Islam sejatinya telah meletakkan fondasi yang sangat kokoh mengenai kemitraan strategis antara laki-laki dan perempuan dalam membangun tatanan sosial. Al-Qur'an menegaskan bahwa keikutsertaan perempuan dalam menegakkan kebaikan dan memperbaiki masyarakat adalah wujud kepemimpinan sosial yang setara. Firman Allah SWT dalam Surah At-Tawbah ayat 71 menyebutkan:
وَالْمُؤْمِنُونَ وَالْمُؤْمِنَاتُ بَعْضُهُمْ أَوْلِيَاءُ بَعْضٍ ۚ يَأْمُرُونَ بِالْمَعْرُوفِ وَيَنْهَوْنَ عَنِ الْمُنْكَرِ
Ayat ini menegaskan bahwa ikatan keimanan menuntut keterlibatan aktif baik pria maupun wanita untuk bersama-sama melakukan perbaikan sosial, menyampaikan nilai kebaikan, dan mencegah kemungkaran di tengah masyarakat.
Kerap kali muncul kesalahpahaman yang mengerdilkan peran domestik Muslimah sebagai bentuk ketertinggalan. Padahal, rumah tangga adalah laboratorium peradaban yang paling menentukan. Di sinilah Muslimah berperan sebagai madrasatul ula, sekolah pertama dan utama yang menyemai benih-benih keimanan, kejujuran, dan wawasan sejarah kepada generasi penerus. Membangun bangsa yang besar tidak akan pernah berhasil jika benteng terdepannya, yaitu keluarga, mengalami krisis moral. Oleh karena itu, melanggengkan kehormatan peran domestik tanpa mengisolasi perempuan dari dinamika zaman adalah kunci utama mewujudkan ketahanan nasional.

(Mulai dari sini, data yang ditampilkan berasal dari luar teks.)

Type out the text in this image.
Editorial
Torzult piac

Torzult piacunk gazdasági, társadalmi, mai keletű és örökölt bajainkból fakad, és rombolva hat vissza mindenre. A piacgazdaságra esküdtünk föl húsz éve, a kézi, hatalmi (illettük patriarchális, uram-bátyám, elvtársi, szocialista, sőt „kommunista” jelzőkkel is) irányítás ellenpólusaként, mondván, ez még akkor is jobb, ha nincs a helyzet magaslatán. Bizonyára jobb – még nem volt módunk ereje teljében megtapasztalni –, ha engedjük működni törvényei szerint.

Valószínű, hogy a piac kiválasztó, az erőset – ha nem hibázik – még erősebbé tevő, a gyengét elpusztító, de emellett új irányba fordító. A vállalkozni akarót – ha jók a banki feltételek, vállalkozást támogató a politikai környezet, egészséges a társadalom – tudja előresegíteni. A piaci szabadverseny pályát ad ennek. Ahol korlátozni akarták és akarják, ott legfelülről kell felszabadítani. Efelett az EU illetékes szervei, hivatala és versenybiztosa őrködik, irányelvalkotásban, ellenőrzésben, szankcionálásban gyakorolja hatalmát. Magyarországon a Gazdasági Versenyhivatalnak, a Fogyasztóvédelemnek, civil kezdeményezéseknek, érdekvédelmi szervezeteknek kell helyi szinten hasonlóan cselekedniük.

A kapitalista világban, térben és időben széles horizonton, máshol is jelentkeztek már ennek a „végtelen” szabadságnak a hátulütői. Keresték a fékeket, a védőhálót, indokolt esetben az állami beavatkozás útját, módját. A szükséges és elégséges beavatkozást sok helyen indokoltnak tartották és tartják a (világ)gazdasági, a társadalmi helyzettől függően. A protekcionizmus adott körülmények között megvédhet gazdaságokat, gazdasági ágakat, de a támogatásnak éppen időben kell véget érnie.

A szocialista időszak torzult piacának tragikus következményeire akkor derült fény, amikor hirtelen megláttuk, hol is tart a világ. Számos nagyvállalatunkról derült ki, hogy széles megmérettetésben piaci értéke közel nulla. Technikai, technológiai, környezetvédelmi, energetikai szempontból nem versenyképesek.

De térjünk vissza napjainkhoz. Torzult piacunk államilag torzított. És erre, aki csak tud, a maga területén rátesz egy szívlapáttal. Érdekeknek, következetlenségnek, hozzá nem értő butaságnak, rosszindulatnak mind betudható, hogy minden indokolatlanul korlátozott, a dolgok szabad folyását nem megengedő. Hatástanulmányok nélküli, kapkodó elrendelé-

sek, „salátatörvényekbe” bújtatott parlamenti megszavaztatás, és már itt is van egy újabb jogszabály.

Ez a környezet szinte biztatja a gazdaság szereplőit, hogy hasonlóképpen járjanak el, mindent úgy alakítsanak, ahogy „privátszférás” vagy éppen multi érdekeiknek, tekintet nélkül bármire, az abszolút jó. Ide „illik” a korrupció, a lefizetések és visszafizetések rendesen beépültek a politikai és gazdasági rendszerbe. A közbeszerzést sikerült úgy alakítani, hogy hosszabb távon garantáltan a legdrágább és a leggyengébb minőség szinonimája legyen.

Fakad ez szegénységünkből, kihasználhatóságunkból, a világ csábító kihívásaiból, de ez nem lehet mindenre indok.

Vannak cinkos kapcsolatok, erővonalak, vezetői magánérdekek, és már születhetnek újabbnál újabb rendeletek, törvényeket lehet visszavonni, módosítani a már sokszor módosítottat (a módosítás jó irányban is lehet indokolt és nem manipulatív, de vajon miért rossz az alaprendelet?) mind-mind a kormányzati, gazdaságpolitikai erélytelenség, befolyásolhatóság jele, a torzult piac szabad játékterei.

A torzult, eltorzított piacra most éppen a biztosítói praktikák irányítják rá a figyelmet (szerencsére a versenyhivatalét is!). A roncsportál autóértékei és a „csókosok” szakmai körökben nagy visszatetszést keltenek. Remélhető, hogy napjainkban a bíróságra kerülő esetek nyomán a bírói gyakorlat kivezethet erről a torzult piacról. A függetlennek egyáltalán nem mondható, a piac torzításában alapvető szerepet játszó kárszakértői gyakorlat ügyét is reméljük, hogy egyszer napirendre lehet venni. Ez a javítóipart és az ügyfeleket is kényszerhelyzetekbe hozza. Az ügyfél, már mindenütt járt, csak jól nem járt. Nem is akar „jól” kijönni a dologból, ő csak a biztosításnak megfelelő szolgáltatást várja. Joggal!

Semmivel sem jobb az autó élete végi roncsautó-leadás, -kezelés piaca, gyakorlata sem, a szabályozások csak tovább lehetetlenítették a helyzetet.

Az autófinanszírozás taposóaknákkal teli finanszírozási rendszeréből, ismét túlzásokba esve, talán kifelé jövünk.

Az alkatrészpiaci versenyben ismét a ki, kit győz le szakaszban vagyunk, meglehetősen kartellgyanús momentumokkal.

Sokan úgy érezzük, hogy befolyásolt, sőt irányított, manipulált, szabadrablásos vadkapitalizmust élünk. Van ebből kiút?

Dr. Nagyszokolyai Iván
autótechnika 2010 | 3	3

Agar mampu menjalankan peran strategis tersebut, penguasaan ilmu pengetahuan menjadi sebuah kewajiban mutlak bagi setiap Muslimah. Rasulullah SAW secara tegas melintasi batas-batas patriarki zaman jahiliah dengan mewajibkan pencarian ilmu tanpa membedakan gender. Beliau bersabda:
طَلَبُ الْعِلْمِ فَرِيضَةٌ عَلَى كُلِّ مُسْلِمٍ
Kewajiban menuntut ilmu ini menegaskan bahwa kebodohan adalah musuh utama pembangunan. Muslimah yang terpelajar akan melahirkan generasi yang cerdas, berwawasan luas, dan tidak mudah terombang-ambing oleh pemikiran ekstrem atau budaya konsumerisme yang merusak fondasi moral bangsa.
Keterlibatan Muslimah di ruang publik, baik dalam bidang pendidikan, kesehatan, ekonomi, maupun sains, harus dipandang sebagai kontribusi nyata bagi kemajuan sosial. Kuncinya terletak pada integrasi antara profesionalisme dan akhlakul karimah. Ketika seorang Muslimah hadir di dunia publik dengan membawa prinsip kesopanan, integritas, dan keberanian menyuarakan kebenaran, ia sedang menunjukkan wajah Islam yang inklusif dan memajukan. Publik bukan arena untuk mengeksploitasi moleknya tubuh, melainkan tempat menguji tajamnya pikiran dan ketulusan pengabdian.